Virtue is what the culture needs. It’s all in Plato. What has happened to the moral and religious standard? It has been scourged from schools and seemingly governments.
What are these virtues that are trampled upon? The classic cardinal virtues even the Greeks recognized: prudence, justice, temperance, and fortitude. But also Truth, Goodness, and Beauty. Later, faith, hope, and love were added from Christianity.
Today’s culture needs a good dose of all ten of these.
Prudence: Many look upon prudence as cleverness. How to get away with something. Crafty mischievous mind—utilitarianism is one of the skewed versions. But the original intent is wisdom. Wisdom is what the philosophers sought in asking question after question. Wisdom is the sought after quality spoken in the Old Testament—in how to live rightly—it is akin to morality. It is embodied in Christ.
Justice: Fair-mindedness some call it. It is relations between individuals, the social whole to one another, and individuals to the whole. Justice is again conjoined to morality. It is not whatever “I claim as right, is what I should get.”
Temperance: Some see this as tee-totaling, abstaining from something no matter what—like straight-edge, a phenomenon in the 1990s. Abstaining for its own sake is as poor as indulging. In a sense, it is knowing ones limits, but more so, it is conjoined to morality. Chastity is part of temperance. Chastity is not abstaining from sexual intercourse altogether, but in the right, moral confines of what God has ordered--in context of marriage. Temperance does not call evil that which God has made good, it is self-control, not in one’s own appetites, but in knowing when to enjoy according to God’s order. (Though there are many things in which humans must not indulge in). Again temperance is attached to wisdom; always coming back to morality—God’s order, not rules.
Fortitude: This is courage. Courage that is given from the Creator of the moral law. Courage to stand and believe and die for the one who has created. Courage is forbearance in the hardships of life, yet still trusting and loving.
Truth: In the classical sense, truth is not relative. It is an absolute coupled with fact. In the Christian sense it is Christ. All falsity withers and cowers before truth.
Goodness: Recognition of good is usually difficult to miss.

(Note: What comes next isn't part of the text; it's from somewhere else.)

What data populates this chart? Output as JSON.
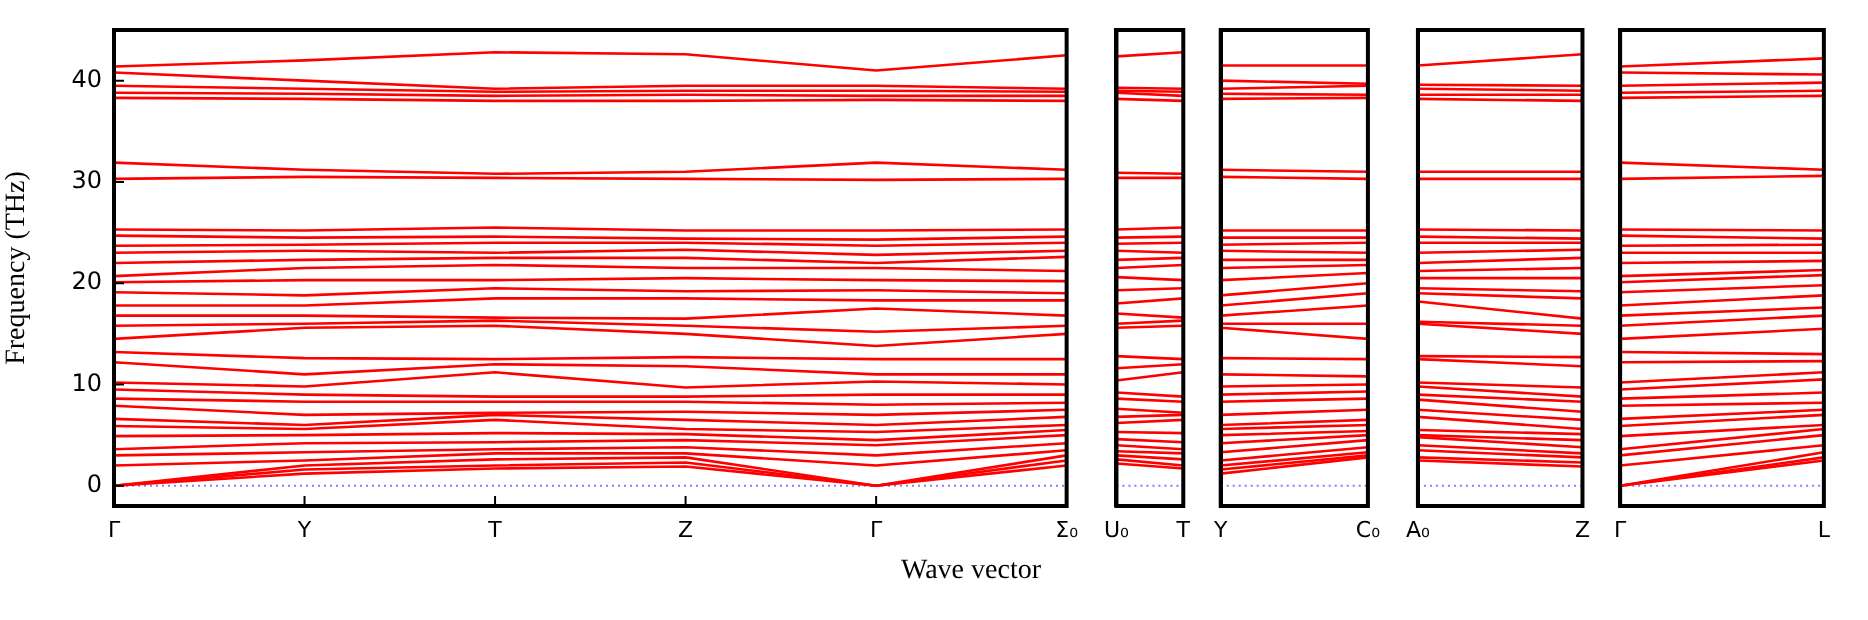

Goodness is an attribute of God. Goodness holds a weight and a quality. One recognizes a quality product versus a poorly made one. But this is only a shadow. Goodness is virtuous, moral, loving, kind, not necessarily tame. Goodness is akin to a king who may be stern, but everything he does, he does for his kingdom—for his people.
Beauty: This is not necessarily tasteful to the eye. They say beauty is in the eye of the beholder. Yet, beauty also has a weight, a quality to it, a goodness. Although beauty in itself may not be benevolent in itself—if one thinks of a false angel. Beauty’s purpose is to draw one to God. In fact, all the previous virtues are to do the same.
All virtue is wrapped in faith, hope, and love. The greatest being love. Without love, all virtue is pointless. To love (agape) embodies all virtue. It is in faith that Jesus Christ is who He claims to be—the Son of God. It is in hope that all will one day be better than things currently are. These drive our loves (agape, philia). Faith, hope, and love allow us to be temperate, courageous, wise, just. It is what helps us recognize truth, beauty, and goodness. Let us remember our first love, and all these things will be given us.